🥀🍃Seasons Don’t Fear the Reaper🌾🍂
Time, it seems, is a flat circle wrapped in a feather boa. Fifty years after The Rocky Horror Picture Show first scandalized audiences with its sweet transvestite from Transsexual, Transylvania, the midnight movie phenomenon continues to confound parents whose twenty-something children drag them to theaters for audience participation rituals that feel less like cinema and more like ceremonial possession.
My son insists I couldn't possibly have "gotten it" when I saw Rocky Horror in the '90s. He's probably right, though not for the reasons he thinks. Back then, amid the smoke and fury of the LA riots, Rocky Horror felt like pure visual intoxication—a fever dream of Victorian gothic meets glam rock excess. The gender politics? They seemed as quaint as the castle's laboratory equipment, artifacts from a more innocent time when rebellion could be performed in sequins and stilettos.
But here's where the kid wins our imaginary argument: what felt like aesthetic rebellion in the Clinton era now reads as prophetic. Frank-N-Furter's theatrical defiance of sexual and gender norms wasn't just camp—it was a warning shot across the bow of binary thinking. My D&D-playing, soccer-watching, tea-totaling son sees this clearly, unburdened by the need to categorize the film as either "art" or "activism."
The movie's enduring power lies not in its transgressive content but in its commitment to theatrical excess as a form of truth-telling. When Riff Raff executes Columbia with cold efficiency, the violence cuts through the glitter like a blade through silk.
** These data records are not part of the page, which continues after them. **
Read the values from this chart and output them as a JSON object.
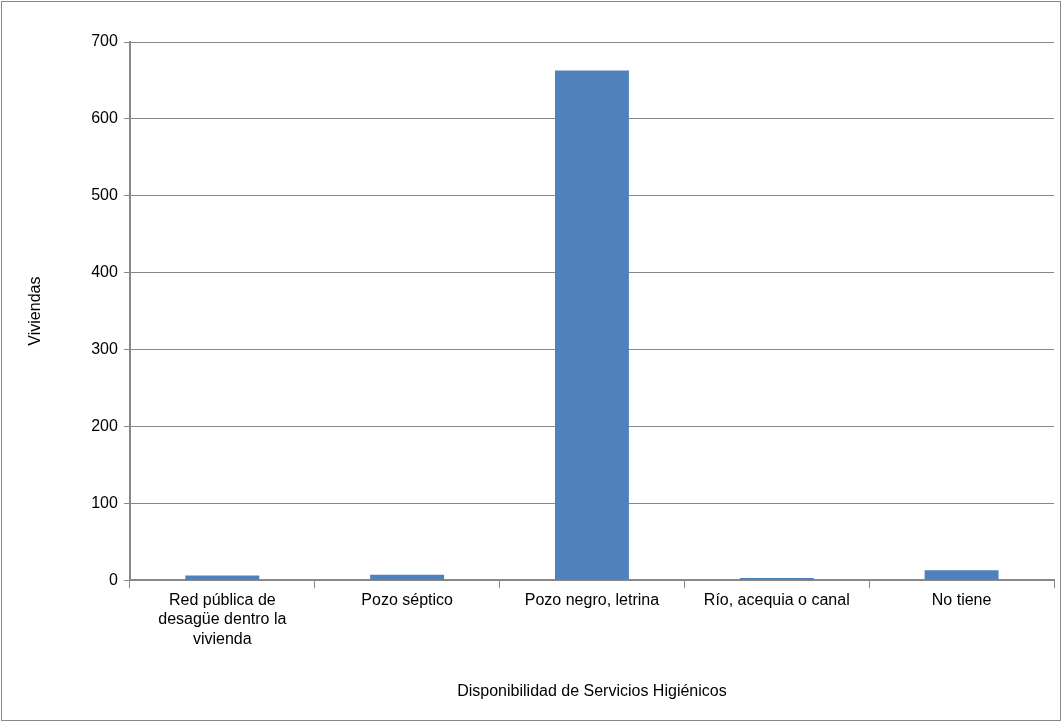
{
  "chart_data": {
    "type": "bar",
    "xlabel": "Disponibilidad de Servicios Higiénicos",
    "ylabel": "Viviendas",
    "categories": [
      "Red pública de desagüe dentro la vivienda",
      "Pozo séptico",
      "Pozo negro, letrina",
      "Río, acequia o canal",
      "No tiene"
    ],
    "values": [
      6,
      7,
      663,
      3,
      13
    ],
    "color": "#4f81bd",
    "ylim": [
      0,
      700
    ],
    "yticks": [
      0,
      100,
      200,
      300,
      400,
      500,
      600,
      700
    ],
    "grid": "y",
    "legend": false
  }
}
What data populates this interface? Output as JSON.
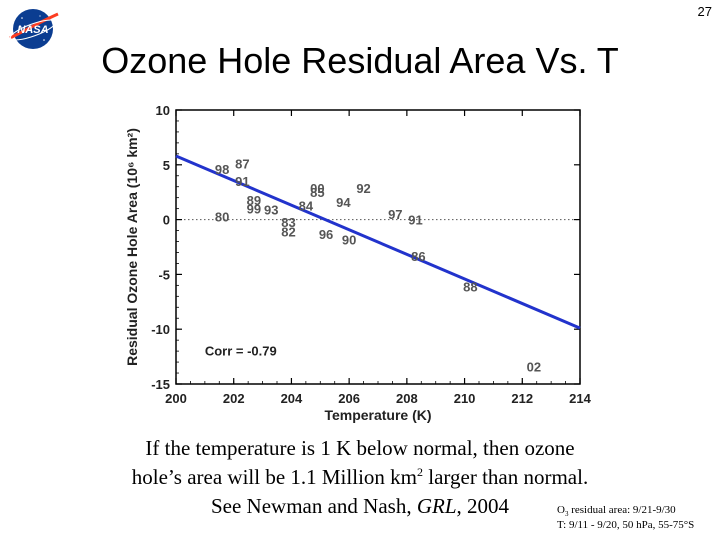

It's a moment that reveals how quickly the carnivalesque can turn genuinely dangerous—a lesson about the proximity of performance and power that feels particularly relevant when certain political figures discover that being outrageous doesn't actually shield you from consequence.
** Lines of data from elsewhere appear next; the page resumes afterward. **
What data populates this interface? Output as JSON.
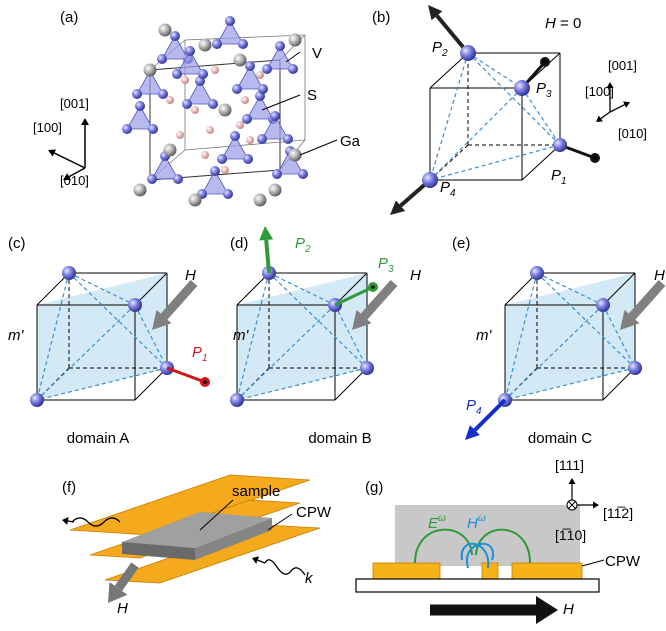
{
  "panel_a": {
    "label": "(a)",
    "atoms": [
      "V",
      "S",
      "Ga"
    ],
    "axes": [
      "[001]",
      "[100]",
      "[010]"
    ]
  },
  "panel_b": {
    "label": "(b)",
    "field": {
      "symbol": "H",
      "value": "= 0"
    },
    "points": [
      {
        "letter": "P",
        "sub": "2"
      },
      {
        "letter": "P",
        "sub": "3"
      },
      {
        "letter": "P",
        "sub": "1"
      },
      {
        "letter": "P",
        "sub": "4"
      }
    ],
    "axes": [
      "[001]",
      "[100]",
      "[010]"
    ]
  },
  "panel_c": {
    "label": "(c)",
    "field": "H",
    "plane": "m'",
    "polarizations": [
      {
        "letter": "P",
        "sub": "1"
      }
    ],
    "domain": "domain A"
  },
  "panel_d": {
    "label": "(d)",
    "field": "H",
    "plane": "m'",
    "polarizations": [
      {
        "letter": "P",
        "sub": "2"
      },
      {
        "letter": "P",
        "sub": "3"
      }
    ],
    "domain": "domain B"
  },
  "panel_e": {
    "label": "(e)",
    "field": "H",
    "plane": "m'",
    "polarizations": [
      {
        "letter": "P",
        "sub": "4"
      }
    ],
    "domain": "domain C"
  },
  "panel_f": {
    "label": "(f)",
    "sample": "sample",
    "cpw": "CPW",
    "field": "H",
    "wave": "k"
  },
  "panel_g": {
    "label": "(g)",
    "directions": [
      "[111]",
      "[11̅2]",
      "[1̅10]"
    ],
    "efield": {
      "letter": "E",
      "sup": "ω"
    },
    "hfield": {
      "letter": "H",
      "sup": "ω"
    },
    "cpw": "CPW",
    "field": "H"
  }
}
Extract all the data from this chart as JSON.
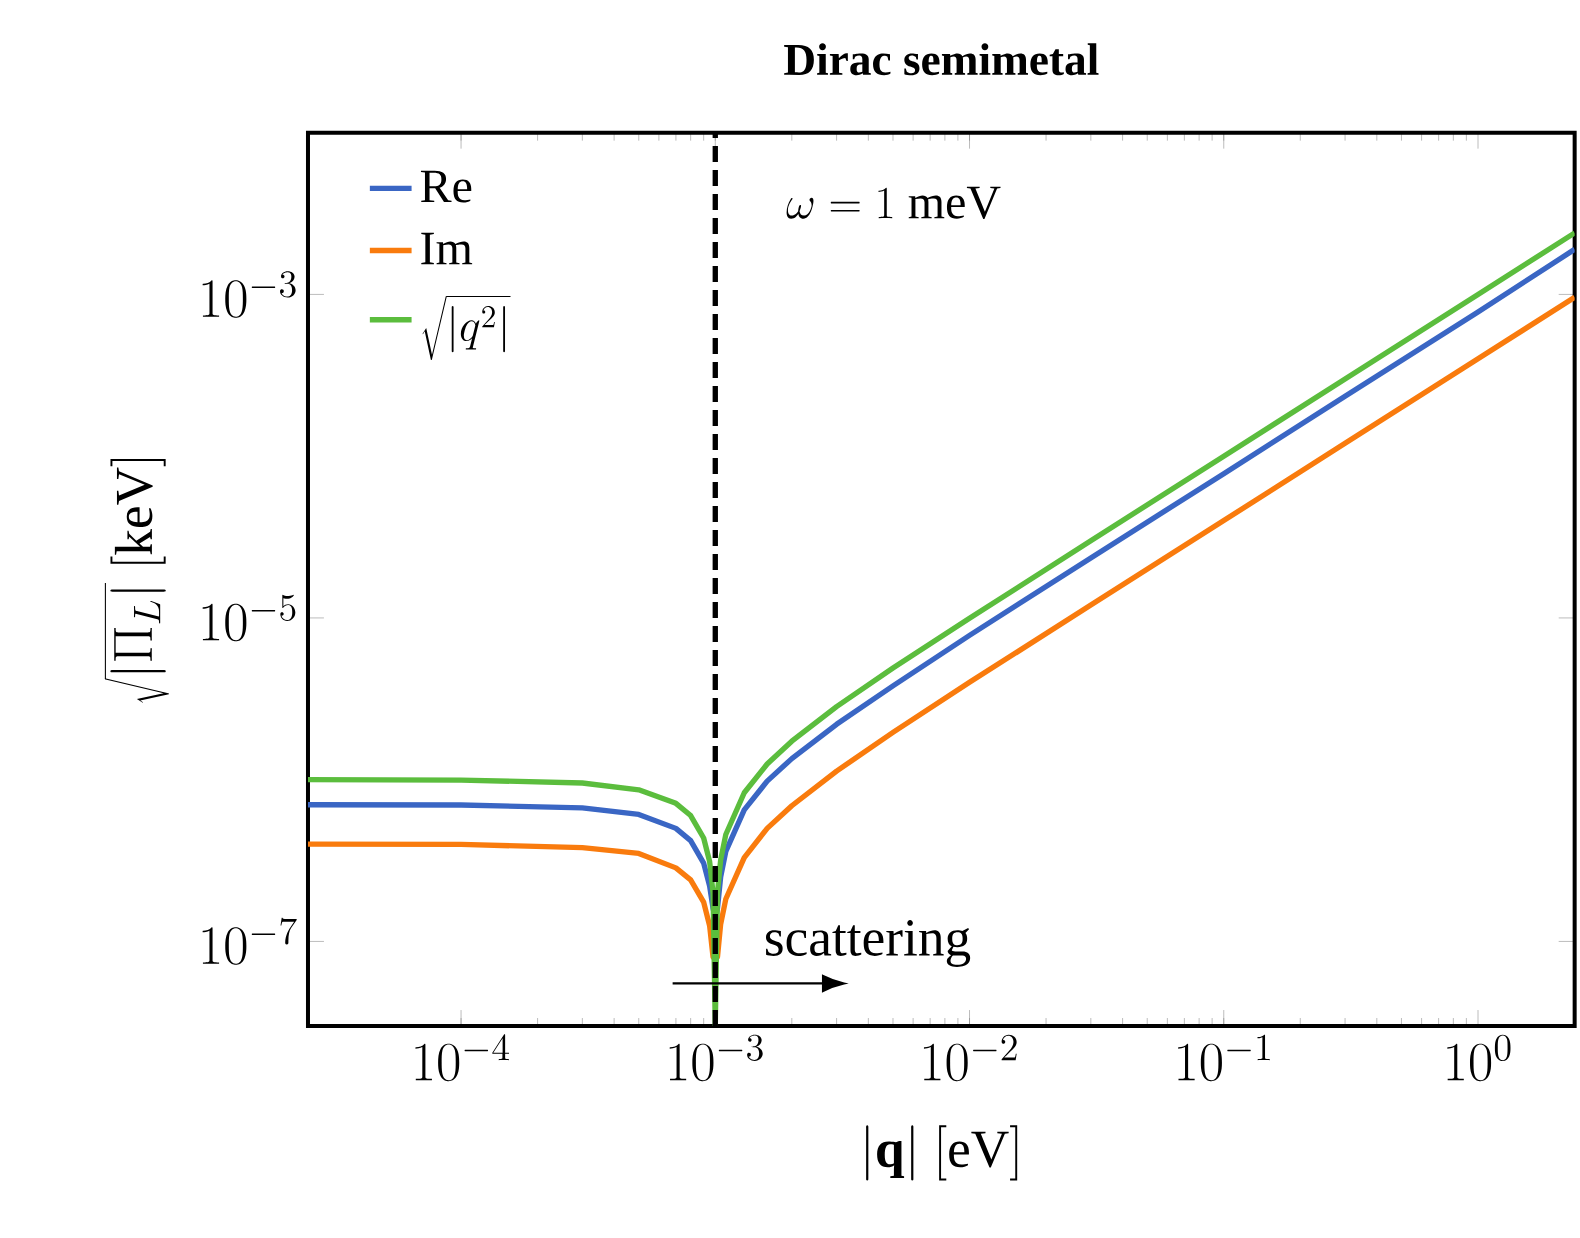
{
  "chart_data": {
    "type": "line",
    "title": "Dirac semimetal",
    "xlabel": "|\\mathbf{q}|\\ [\\mathrm{eV}]",
    "ylabel": "\\sqrt{|\\Pi_L|}\\ [\\mathrm{keV}]",
    "x": [
      2.5e-05,
      0.0001,
      0.0003,
      0.0005,
      0.0007,
      0.0008,
      0.0009,
      0.00095,
      0.00098,
      0.001,
      0.00102,
      0.00105,
      0.0011,
      0.0013,
      0.0016,
      0.002,
      0.003,
      0.005,
      0.01,
      0.03,
      0.1,
      0.3,
      1,
      2.4
    ],
    "series": [
      {
        "name": "\\mathrm{Re}",
        "color": "#3a66c4",
        "values": [
          7e-07,
          6.97e-07,
          6.7e-07,
          6.1e-07,
          5e-07,
          4.2e-07,
          3.05e-07,
          2.2e-07,
          1.6e-07,
          1.4e-07,
          1.6e-07,
          2.5e-07,
          3.6e-07,
          6.5e-07,
          9.8e-07,
          1.35e-06,
          2.2e-06,
          3.8e-06,
          7.8e-06,
          2.35e-05,
          7.8e-05,
          0.000235,
          0.00078,
          0.0019
        ]
      },
      {
        "name": "\\mathrm{Im}",
        "color": "#f97b0d",
        "values": [
          4e-07,
          3.98e-07,
          3.8e-07,
          3.5e-07,
          2.85e-07,
          2.4e-07,
          1.75e-07,
          1.25e-07,
          8e-08,
          null,
          8e-08,
          1.28e-07,
          1.83e-07,
          3.3e-07,
          5e-07,
          6.9e-07,
          1.13e-06,
          1.96e-06,
          4e-06,
          1.2e-05,
          4e-05,
          0.00012,
          0.0004,
          0.00096
        ]
      },
      {
        "name": "\\sqrt{|q^2|}",
        "color": "#5bbd3d",
        "values": [
          1e-06,
          9.95e-07,
          9.54e-07,
          8.66e-07,
          7.14e-07,
          6e-07,
          4.36e-07,
          3.12e-07,
          1.99e-07,
          3e-08,
          2.01e-07,
          3.2e-07,
          4.58e-07,
          8.3e-07,
          1.25e-06,
          1.73e-06,
          2.83e-06,
          4.9e-06,
          9.95e-06,
          3e-05,
          0.0001,
          0.0003,
          0.001,
          0.0024
        ]
      }
    ],
    "log": "xy",
    "legend": "top left",
    "marker": "none",
    "line_style": "solid",
    "xlim": [
      2.5e-05,
      2.4
    ],
    "ylim": [
      3e-08,
      0.01
    ],
    "xticks": [
      {
        "value": 0.0001,
        "label": "10^{-4}"
      },
      {
        "value": 0.001,
        "label": "10^{-3}"
      },
      {
        "value": 0.01,
        "label": "10^{-2}"
      },
      {
        "value": 0.1,
        "label": "10^{-1}"
      },
      {
        "value": 1,
        "label": "10^{0}"
      }
    ],
    "yticks": [
      {
        "value": 1e-07,
        "label": "10^{-7}"
      },
      {
        "value": 1e-05,
        "label": "10^{-5}"
      },
      {
        "value": 0.001,
        "label": "10^{-3}"
      }
    ],
    "ref_lines": [
      {
        "axis": "x",
        "value": 0.001,
        "color": "#000000",
        "line_style": "dashed"
      }
    ],
    "annotations": [
      "\\omega = 1\\ \\mathrm{meV}",
      {
        "text": "\\mathrm{scattering}",
        "x": 0.001,
        "y": 5.5e-08
      }
    ]
  }
}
This is where Rocky Horror's genius becomes apparent: it never promised that being outrageous would protect anyone from violence. Instead, it demonstrated that conformity offers no such protection either. The Transylvanians dance themselves to death; the "normal" couple, Brad and Janet, survive but emerge fundamentally altered. The moral isn't that transgression is safe—it's that safety was always an illusion.
The film's treatment of free speech operates on similar logic. Rocky Horror doesn't argue for consequence-free expression; it shows us a world where every utterance has the potential to reshape reality. When Dr. Scott reveals himself, when Frank confesses his appetites, when the Criminologist narrates the tale—each act of speech transforms the landscape of possibility.
My son's generation understands this intuitively. They've grown up in an era where words carry weight, where platforms collapse and rebuild overnight, where the line between performance and politics has dissolved entirely. They don't need Rocky Horror to be a perfect allegory—they need it to be a useful one.
At fifty, the film remains stubbornly, gloriously surreal—a midnight mass for the beautifully damned, a reminder that the most dangerous thing about free speech isn't what it permits, but what it demands: that we become responsible for the worlds our words create.